College athletes should make a salary


Photo collage created by Riley Swanson.

College athletics has become a billion-dollar business all the while the front-line workers, the athletes, are going unpaid. Imagine sacrificing academic time in college for sports and not being paid for that time. 

Being a college athlete is a full-time job. Attending multiple practices a week, games every weekend, and workouts that bleed into different times of the week. These athletes choose to work, study, and be full-time athletes who deserve some benefits.

Each year, colleges make millions of dollars off of their athletic programs. Big-time players such as Zion Williamson, a former Duke basketball star, brought lots of crowds and people from around the country to see the Duke team play basketball. 

Alabama University brought home $164,090,889 from football alone in 2019 according to

Even though collegiate athletes are not professionals, they are still world-class athletes sacrificing their bodies, time, and bringing in revenue and popularity for their school all while not getting paid. Coaches and athletic directors get paid, yet the athletes are the ones who do the actual workload, drive an audience to follow them, and receive nothing in return. 

“College athletics is less a nonprofit enterprise than an industry exploiting its workers,” says Brian Rosenberg, the president of Macalester College, in The New York Times

Rosenberg makes a good point about how universities with top teams can make $20 million a year from sponsorships such as Nike, while athletes who attract the sponsorships come away with nothing.

Each school profits off the labor of their players. Think of all the college sports apparel fans buy. All of that money goes directly to the school, not the players according to the New York Times.

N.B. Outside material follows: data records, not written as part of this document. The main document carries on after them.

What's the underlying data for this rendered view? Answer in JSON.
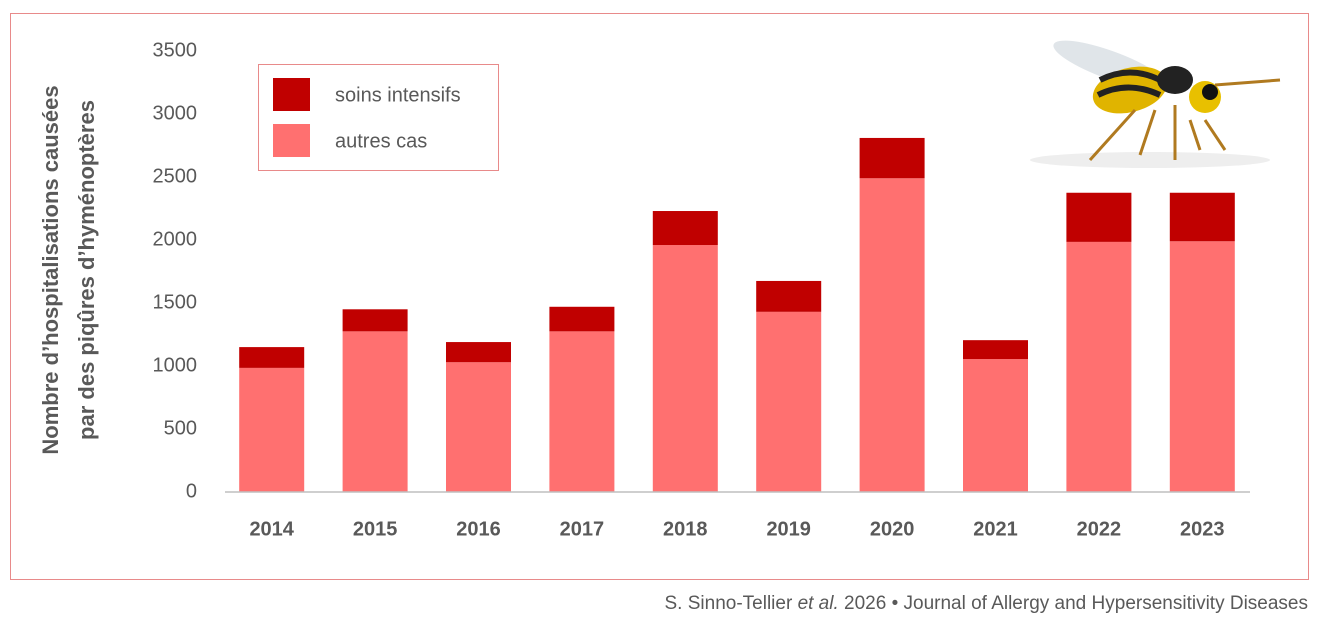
{
  "chart_data": {
    "type": "stacked_bar",
    "ylabel": [
      "Nombre d’hospitalisations causées",
      "par des piqûres d’hyménoptères"
    ],
    "categories": [
      "2014",
      "2015",
      "2016",
      "2017",
      "2018",
      "2019",
      "2020",
      "2021",
      "2022",
      "2023"
    ],
    "series": [
      {
        "name": "soins intensifs",
        "color": "#c00000",
        "values": [
          165,
          175,
          160,
          195,
          270,
          245,
          320,
          150,
          390,
          385
        ]
      },
      {
        "name": "autres cas",
        "color": "#ff7070",
        "values": [
          985,
          1275,
          1030,
          1275,
          1960,
          1430,
          2490,
          1055,
          1985,
          1990
        ]
      }
    ],
    "ylim": [
      0,
      3500
    ],
    "yticks": [
      0,
      500,
      1000,
      1500,
      2000,
      2500,
      3000,
      3500
    ],
    "grid": false,
    "legend": "upper left",
    "source": [
      "S. Sinno-Tellier ",
      "et al.",
      " 2026 • Journal of Allergy and Hypersensitivity Diseases"
    ]
  }
}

“The student-athletes are handed the same deal year after year, with slight inflation or cost-of-living increases, while the NCAA juggernaut rakes in billions upon billions of dollars to spread throughout the coffers of a broken, corrupt system,” reports Dan Levy from Bleacher Report. 

Scholarships alone are not enough for athletes. With schools and the NCAA making billions of dollars, the athletes deserve some pay.

According to Forbes, the schools in the Pac-12 make $250 million annually, giving the conference around $3 billion due to its current media agreement with ESPN and Fox. The Big Ten has its own network and shares $248 million per year for a total of $4 billion between the Big Ten Network, ESPN, CBS, and Fox.

Not only do colleges make money off of players, but TV networks do too. The deal between ESPN and the SEC is reportedly the richest deal in college athletics history for a conference. 

“The new extension with ESPN could land each SEC school $29 million to $35 million a year, up from the current deal that pays each school $20 million,” according to Mike Ozanian, Forbes sportswriter.

Schools making this much off TV deals is just prosperous. Whether it be the revenue generated from games or TV deals, the NCAA needs to figure out how to spread the wealth. 

“Say I saunter into a local South Carolina Gamecocks team shop and plunk down $150 for a brand new No. 7 jersey. How much of that should go to Jadeveon Clowney? Half?” comments Dan Levy from bleacher report. 

Jerseys are sold at college football games and the players are not allowed to make anything off of it. 

In some cases, players bring fame to schools. For instance, Zion Williamson put Duke in the spotlight for several months during the basketball season and was on national television every game. For college football, Trevor Lawrence has made Clemson millions in TV deals and winning national championships. Jadaveon Clowny was a star several years ago and made South Carolina football famous for that season. These colleges sell jerseys and make profits off of their outstanding athletes and yet the true workers get nothing, only the college, and the athletic administration.

The NCAA is robbing all college athletes from around the world of money that they deserve. Not all athletes will go professional and some need a jumpstart out of college and deserve one due to the talent and entertainment they are providing for the college and the country’s enjoyment.

According to an analysis from the Economist, if athletes were paid in proportion to the amount of revenue they generated for their own colleges, “The top 10 percent of football and 16 percent of basketball players would be paid around $400,000 and $250,000 a year respectively.” 

This is what all college athletes are missing out on if no change is made.